The Public Religion Research Institute (PRRI) recently released a "2020 census of American religion" breaking down, to the county level, the religious affiliation of Americans. Since election results are routinely reported at the county level, it's possible to judge how religious identification affects voting, and the answer appears to be: profoundly. Sometime within the past ten years or so, the percentage of American adults who are white Christians dropped below 50 percent. In the counties carried by Trump, however, white Christians are on average just about exactly two-thirds of the population. Meanwhile, in the Biden counties, about a third are white Christians, a third nonwhite Christians, and a third "other"—Jews and other atheists, Archie Bunker might say. (Actually, by far the biggest group within the "other" category is Americans who, asked about religious affiliation, reply "none"; these "nones," according to PRRI, are now 23 percent of all adults.)

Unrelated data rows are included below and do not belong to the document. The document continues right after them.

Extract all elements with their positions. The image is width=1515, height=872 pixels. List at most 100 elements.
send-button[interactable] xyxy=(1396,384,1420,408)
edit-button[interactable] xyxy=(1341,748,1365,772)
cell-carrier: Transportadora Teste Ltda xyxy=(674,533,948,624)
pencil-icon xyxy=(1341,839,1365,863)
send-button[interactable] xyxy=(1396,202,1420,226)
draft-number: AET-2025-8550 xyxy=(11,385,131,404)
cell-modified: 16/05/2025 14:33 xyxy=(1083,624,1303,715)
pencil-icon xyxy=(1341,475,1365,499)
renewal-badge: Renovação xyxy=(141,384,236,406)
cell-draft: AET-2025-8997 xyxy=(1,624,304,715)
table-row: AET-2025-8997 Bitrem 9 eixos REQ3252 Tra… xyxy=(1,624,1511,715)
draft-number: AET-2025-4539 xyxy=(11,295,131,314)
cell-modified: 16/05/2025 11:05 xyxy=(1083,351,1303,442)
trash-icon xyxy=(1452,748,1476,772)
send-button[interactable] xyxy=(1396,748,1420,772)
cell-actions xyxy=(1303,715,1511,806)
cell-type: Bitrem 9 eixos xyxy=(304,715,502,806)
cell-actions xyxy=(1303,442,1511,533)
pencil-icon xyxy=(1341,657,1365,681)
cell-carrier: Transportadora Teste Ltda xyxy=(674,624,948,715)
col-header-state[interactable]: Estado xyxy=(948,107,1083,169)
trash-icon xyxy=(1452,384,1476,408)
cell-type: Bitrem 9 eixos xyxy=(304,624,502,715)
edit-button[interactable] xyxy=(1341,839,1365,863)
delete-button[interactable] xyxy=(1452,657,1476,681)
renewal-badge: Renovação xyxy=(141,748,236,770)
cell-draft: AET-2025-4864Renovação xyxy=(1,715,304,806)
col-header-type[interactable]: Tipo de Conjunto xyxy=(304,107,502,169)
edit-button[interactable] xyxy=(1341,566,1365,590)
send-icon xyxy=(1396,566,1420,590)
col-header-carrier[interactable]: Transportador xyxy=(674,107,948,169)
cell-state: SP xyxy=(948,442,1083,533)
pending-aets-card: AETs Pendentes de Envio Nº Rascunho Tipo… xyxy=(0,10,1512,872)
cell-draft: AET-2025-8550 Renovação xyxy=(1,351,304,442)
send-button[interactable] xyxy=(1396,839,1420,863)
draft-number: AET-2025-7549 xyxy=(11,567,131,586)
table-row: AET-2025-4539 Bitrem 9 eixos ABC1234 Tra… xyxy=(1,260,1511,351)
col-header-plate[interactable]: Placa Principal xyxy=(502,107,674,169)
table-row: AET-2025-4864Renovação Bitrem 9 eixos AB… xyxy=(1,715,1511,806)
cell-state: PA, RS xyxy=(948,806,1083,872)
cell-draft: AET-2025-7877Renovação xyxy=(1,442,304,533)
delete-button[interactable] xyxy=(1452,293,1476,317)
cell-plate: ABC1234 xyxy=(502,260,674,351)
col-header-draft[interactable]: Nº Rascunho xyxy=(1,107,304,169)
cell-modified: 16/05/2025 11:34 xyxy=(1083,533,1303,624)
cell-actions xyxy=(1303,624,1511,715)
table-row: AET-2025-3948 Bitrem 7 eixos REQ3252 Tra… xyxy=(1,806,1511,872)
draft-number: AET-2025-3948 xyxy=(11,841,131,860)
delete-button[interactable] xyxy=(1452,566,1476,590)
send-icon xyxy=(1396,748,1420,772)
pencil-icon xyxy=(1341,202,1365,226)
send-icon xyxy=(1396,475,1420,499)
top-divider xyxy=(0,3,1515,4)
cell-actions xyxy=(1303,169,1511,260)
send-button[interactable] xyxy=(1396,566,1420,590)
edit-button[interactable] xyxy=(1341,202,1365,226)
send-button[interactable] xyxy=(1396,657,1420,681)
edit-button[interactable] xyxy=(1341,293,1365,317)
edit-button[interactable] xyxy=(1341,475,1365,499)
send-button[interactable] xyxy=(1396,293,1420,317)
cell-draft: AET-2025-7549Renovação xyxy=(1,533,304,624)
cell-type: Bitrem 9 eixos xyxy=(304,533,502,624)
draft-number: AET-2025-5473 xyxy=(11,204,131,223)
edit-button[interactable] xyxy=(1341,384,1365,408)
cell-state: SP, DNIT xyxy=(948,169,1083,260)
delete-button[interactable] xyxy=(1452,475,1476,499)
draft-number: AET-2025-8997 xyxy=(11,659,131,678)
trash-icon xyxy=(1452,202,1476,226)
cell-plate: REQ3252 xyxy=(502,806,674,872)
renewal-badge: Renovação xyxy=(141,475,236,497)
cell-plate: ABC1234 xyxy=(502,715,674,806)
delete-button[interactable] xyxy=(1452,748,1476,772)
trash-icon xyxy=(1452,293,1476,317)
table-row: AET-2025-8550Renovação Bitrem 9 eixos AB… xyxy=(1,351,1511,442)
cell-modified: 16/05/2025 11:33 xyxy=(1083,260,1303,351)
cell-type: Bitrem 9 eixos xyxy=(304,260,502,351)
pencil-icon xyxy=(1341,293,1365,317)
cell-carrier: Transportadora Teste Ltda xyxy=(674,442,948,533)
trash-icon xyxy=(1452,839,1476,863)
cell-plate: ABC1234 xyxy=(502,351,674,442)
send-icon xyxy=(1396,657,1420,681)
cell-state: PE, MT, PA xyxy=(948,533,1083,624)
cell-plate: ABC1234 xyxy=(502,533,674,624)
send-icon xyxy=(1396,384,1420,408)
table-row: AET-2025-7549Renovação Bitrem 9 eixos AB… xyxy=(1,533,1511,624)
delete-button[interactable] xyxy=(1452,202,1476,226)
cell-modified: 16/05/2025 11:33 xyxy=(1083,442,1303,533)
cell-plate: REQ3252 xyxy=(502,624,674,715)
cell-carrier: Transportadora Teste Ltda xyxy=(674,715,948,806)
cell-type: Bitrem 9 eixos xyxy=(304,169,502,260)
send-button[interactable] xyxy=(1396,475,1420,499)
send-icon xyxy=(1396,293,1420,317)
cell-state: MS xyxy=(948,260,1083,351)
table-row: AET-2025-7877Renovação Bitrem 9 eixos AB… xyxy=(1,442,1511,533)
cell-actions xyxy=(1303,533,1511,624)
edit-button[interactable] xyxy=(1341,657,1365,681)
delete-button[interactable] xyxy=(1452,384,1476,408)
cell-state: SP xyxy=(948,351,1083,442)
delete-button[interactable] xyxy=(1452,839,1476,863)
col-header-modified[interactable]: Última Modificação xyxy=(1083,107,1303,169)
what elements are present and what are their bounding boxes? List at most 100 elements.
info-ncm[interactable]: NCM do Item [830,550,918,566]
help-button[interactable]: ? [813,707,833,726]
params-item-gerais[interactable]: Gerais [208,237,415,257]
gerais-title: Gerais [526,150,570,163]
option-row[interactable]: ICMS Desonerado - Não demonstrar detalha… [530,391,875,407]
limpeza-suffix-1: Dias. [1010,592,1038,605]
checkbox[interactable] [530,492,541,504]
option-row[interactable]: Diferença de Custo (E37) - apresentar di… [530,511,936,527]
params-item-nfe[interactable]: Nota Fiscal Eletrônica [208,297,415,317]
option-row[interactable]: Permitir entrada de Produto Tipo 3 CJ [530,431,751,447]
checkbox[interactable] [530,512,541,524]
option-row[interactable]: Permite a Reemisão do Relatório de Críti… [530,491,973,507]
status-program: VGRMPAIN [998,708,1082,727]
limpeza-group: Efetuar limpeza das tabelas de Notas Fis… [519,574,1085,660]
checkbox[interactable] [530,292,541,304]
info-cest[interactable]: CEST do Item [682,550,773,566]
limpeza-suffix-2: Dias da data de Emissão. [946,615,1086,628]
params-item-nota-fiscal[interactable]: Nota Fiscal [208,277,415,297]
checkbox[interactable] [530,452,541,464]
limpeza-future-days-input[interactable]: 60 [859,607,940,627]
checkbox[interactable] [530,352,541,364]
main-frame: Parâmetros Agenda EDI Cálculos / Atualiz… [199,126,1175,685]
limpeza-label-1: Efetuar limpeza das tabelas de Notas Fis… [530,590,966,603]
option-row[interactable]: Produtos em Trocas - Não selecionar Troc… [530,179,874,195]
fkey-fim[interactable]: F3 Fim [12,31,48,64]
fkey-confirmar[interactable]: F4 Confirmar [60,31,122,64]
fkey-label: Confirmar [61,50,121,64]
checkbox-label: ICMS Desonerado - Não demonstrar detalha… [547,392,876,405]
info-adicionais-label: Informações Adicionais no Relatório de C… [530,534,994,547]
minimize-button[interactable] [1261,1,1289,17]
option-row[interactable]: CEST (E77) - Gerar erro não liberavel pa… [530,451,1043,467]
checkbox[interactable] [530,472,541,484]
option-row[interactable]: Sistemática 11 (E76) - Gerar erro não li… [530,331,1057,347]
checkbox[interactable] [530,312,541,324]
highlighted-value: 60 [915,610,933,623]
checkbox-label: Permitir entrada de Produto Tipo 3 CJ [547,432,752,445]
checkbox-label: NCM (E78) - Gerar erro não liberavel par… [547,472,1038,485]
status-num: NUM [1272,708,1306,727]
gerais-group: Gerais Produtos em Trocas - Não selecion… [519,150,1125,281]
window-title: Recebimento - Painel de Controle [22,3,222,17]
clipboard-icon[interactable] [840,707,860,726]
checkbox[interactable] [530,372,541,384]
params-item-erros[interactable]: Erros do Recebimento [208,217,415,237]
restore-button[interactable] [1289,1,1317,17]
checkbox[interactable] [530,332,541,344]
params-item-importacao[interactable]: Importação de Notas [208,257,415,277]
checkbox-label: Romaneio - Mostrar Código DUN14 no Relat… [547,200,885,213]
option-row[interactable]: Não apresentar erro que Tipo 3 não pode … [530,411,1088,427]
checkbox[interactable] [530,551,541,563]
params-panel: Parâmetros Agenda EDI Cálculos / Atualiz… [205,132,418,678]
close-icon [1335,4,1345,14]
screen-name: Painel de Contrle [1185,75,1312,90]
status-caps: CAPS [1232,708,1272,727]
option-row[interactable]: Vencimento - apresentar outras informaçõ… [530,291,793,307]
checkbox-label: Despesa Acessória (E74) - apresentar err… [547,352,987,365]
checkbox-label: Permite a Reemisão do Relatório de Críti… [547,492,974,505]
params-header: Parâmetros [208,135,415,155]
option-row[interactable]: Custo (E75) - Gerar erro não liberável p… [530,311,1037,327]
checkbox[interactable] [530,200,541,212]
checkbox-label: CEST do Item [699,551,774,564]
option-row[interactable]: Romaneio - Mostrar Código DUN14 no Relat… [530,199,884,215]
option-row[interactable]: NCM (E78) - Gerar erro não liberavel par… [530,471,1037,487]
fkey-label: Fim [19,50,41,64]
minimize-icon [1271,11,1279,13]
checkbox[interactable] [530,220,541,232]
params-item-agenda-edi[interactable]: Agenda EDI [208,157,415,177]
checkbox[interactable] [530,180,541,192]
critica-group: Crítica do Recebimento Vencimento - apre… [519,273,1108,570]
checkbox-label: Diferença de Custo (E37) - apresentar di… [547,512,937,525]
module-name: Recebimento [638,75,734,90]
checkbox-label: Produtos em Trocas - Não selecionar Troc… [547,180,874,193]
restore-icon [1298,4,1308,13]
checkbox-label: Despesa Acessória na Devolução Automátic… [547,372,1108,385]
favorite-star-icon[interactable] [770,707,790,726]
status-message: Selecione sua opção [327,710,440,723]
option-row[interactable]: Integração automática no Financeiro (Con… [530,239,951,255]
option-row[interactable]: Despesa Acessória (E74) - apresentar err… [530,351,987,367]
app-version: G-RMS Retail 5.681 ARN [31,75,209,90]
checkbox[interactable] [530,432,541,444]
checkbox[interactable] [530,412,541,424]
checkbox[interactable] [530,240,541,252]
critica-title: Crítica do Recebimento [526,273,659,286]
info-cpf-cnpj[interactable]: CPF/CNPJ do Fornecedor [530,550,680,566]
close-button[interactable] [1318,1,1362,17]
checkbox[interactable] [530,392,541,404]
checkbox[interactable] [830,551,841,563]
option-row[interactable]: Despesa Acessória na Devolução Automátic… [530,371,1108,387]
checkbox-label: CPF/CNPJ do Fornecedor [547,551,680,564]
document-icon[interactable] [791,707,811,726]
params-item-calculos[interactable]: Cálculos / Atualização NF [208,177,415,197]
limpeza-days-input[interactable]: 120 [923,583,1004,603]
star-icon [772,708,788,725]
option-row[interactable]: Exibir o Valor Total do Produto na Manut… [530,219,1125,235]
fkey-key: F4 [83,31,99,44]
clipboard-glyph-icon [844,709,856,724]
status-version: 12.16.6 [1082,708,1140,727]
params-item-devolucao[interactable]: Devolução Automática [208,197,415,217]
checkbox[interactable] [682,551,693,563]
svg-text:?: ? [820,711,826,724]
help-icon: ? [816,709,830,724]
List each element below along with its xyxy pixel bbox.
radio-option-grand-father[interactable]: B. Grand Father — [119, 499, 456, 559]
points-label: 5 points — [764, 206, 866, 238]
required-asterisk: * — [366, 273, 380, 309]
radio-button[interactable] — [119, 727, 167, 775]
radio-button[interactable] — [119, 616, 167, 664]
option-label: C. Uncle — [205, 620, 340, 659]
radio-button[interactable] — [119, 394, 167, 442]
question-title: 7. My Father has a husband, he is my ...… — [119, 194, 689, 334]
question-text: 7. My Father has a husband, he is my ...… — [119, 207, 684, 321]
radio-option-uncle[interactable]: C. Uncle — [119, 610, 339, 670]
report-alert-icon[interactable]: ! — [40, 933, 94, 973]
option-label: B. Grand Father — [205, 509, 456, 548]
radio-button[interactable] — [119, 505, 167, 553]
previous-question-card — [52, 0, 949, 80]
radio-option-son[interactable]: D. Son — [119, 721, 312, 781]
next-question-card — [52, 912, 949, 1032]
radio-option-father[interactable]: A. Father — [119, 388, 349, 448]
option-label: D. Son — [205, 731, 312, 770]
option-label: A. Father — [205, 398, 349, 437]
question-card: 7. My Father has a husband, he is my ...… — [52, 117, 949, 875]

The differences are amplified if one sifts out white evangelical Christians or looks at counties that went for one or the other candidate by a wide margin. White evangelicals, for example, were 34 percent of the population in counties that voted for Trump, but only 15 percent of the population in Biden counties. In 15 of Biden's 20 best counties, almost all in large urban areas, white Christians were less than a quarter of the population. They are about 45 percent of the national population. Trump won more than a thousand counties by at least 50 percent of the vote—by more, that is, than 75-25—and, in these, almost all small and rural, white Christians were more than 70 percent of the population.
PRRI also breaks down religious affiliation by age. On this front, the news isn't good for Republicans. About two-thirds of Americans 65 or older are white Christians, a near match for the religious profile of Trump voters. But around two-thirds of Americans under 30 are something other than "white Christian," same as the religious profile of Democratic voters. It's not hard to tell which brand, going forward, is apt to grow its market share. Voter suppression, even when augmented by some of the rickety machinery of our 18th-century democracy, seems like quite a feeble response to demographic change in America. Put to one side the moral taint: just as a political strategy, making it harder to vote resembles a sacrifice bunt in the half inning before your bullpen faces Murderer's Row. Make America Great Again? Going to be too few dogs to hear that whistle.